Si un jour je me dis “c’était mieux avant”, alors je m’arrêterai

Il y a vingt ans, Kamel Mennour ouvrait à Saint-Germain-des-Prés une petite galerie éponyme dédiée à la photographie. Sur les murs : Larry Clark, Martin PArr, Araki, Annie Leibovitz ou Ellen Von Unwerth. Quelques années plus tard, il représentait déjà quelques-unes des figures de proue de la scène artistique contemporaine. Le vingtième anniversaire de sa galerie en septembre dernier (célébré à l’École Nationale Supérieure des Beaux-Arts) rappelait à quel point il a réussi à devenir l’un des galeristes les plus influents à Paris et dans le monde entier. Né en Algérie en 1965, Kamel Mennour est arrivé en France avec ses parents à l’âge de trois ans et a grandi à Montreuil. C’est après des études d’économie à la Sorbonne que lui vient l’ambition de créer sa propre galerie. Aujourd’hui, Kamel Mennour possède trois espaces à Paris et un à Londres. Sa galerie représente 38 artistes, de Daniel Buren à Anish Kapoor et Lee Ufan en passant par une jeune génération d’artistes menée de front par Camille Henrot, Alicja Kwade et Neïl Beloufa. D’autres noms incontournables s’ajoutent à la liste : Claude Lévêque, Tatiana Trouvé, Ugo Rondinone… Rencontre.

Pourquoi as-tu voulu devenir galeriste ?

Pendant un temps, j’avais un job qui consistait à vendre des petites œuvres lithographiques commerciales. J’ai tout de suite compris que le monde de l’art m’inspirait même s’il m’était étranger à l’époque. J’étais fasciné, et j’avais ce sentiment que mon avenir s’y trouvait. Comme je n’avais pas du tout de culture artistique, j’ai énormément, énormément lu de livres d’art, parce que j’avais ce désir de créer ma propre galerie un jour. J’avais 24 ou 25 ans à l’époque. J’ai organisé ma première exposition dix ans plus tard en 1999 en montrant un photographe tchèque, Jan Saudek, dans la petite galerie rue Mazarine. 

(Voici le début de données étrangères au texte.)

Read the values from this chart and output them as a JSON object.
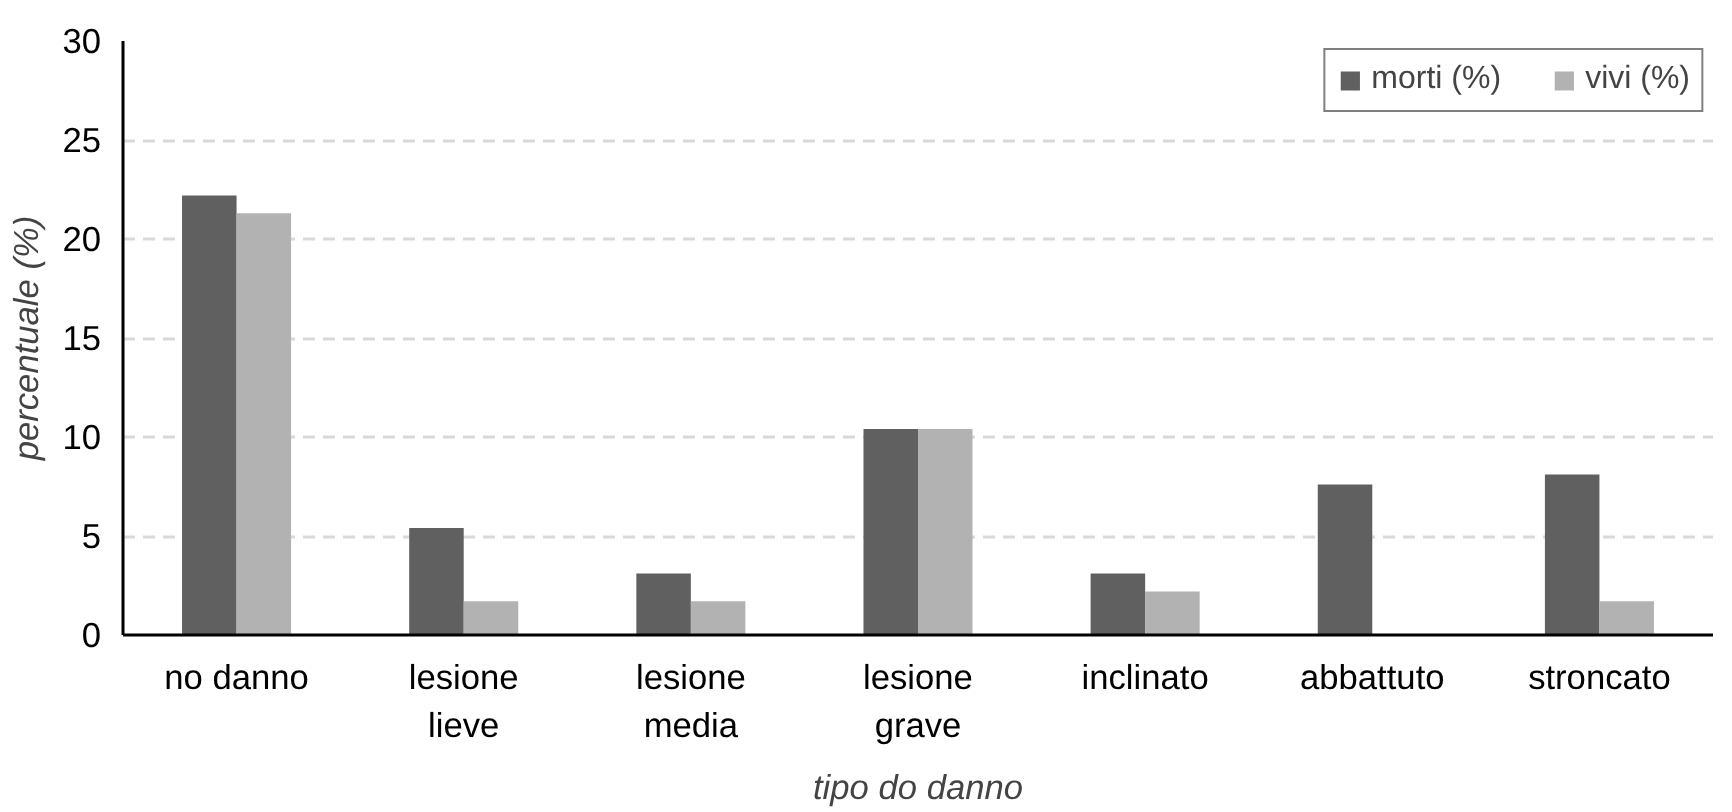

Au début, tu étais spécialisé dans la photographie. Pourquoi changer de direction pour montrer l’art contemporain ?

J’ai montré beaucoup de photographes : Annie Leibovitz, Larry Clark, Ellen Von Unwerth, Roger Ballen, Martin Parr. En 2003 ou 2004, je me suis dit que la photographie était un territoire trop réduit. J’avais le sentiment de répéter une sorte de leçon complètement apprise. Je me sentais prisonnier. À partir de là, j’ai fait entrer les artistes de ma génération, même plus jeunes, des gens comme Camille Henrot, Latifa Echakhch, Claude Lévêque… Après quelques années, nous avons fait entrer les artistes plus consacrés comme Daniel Buren, Anish Kapoor et Huang Yong Ping.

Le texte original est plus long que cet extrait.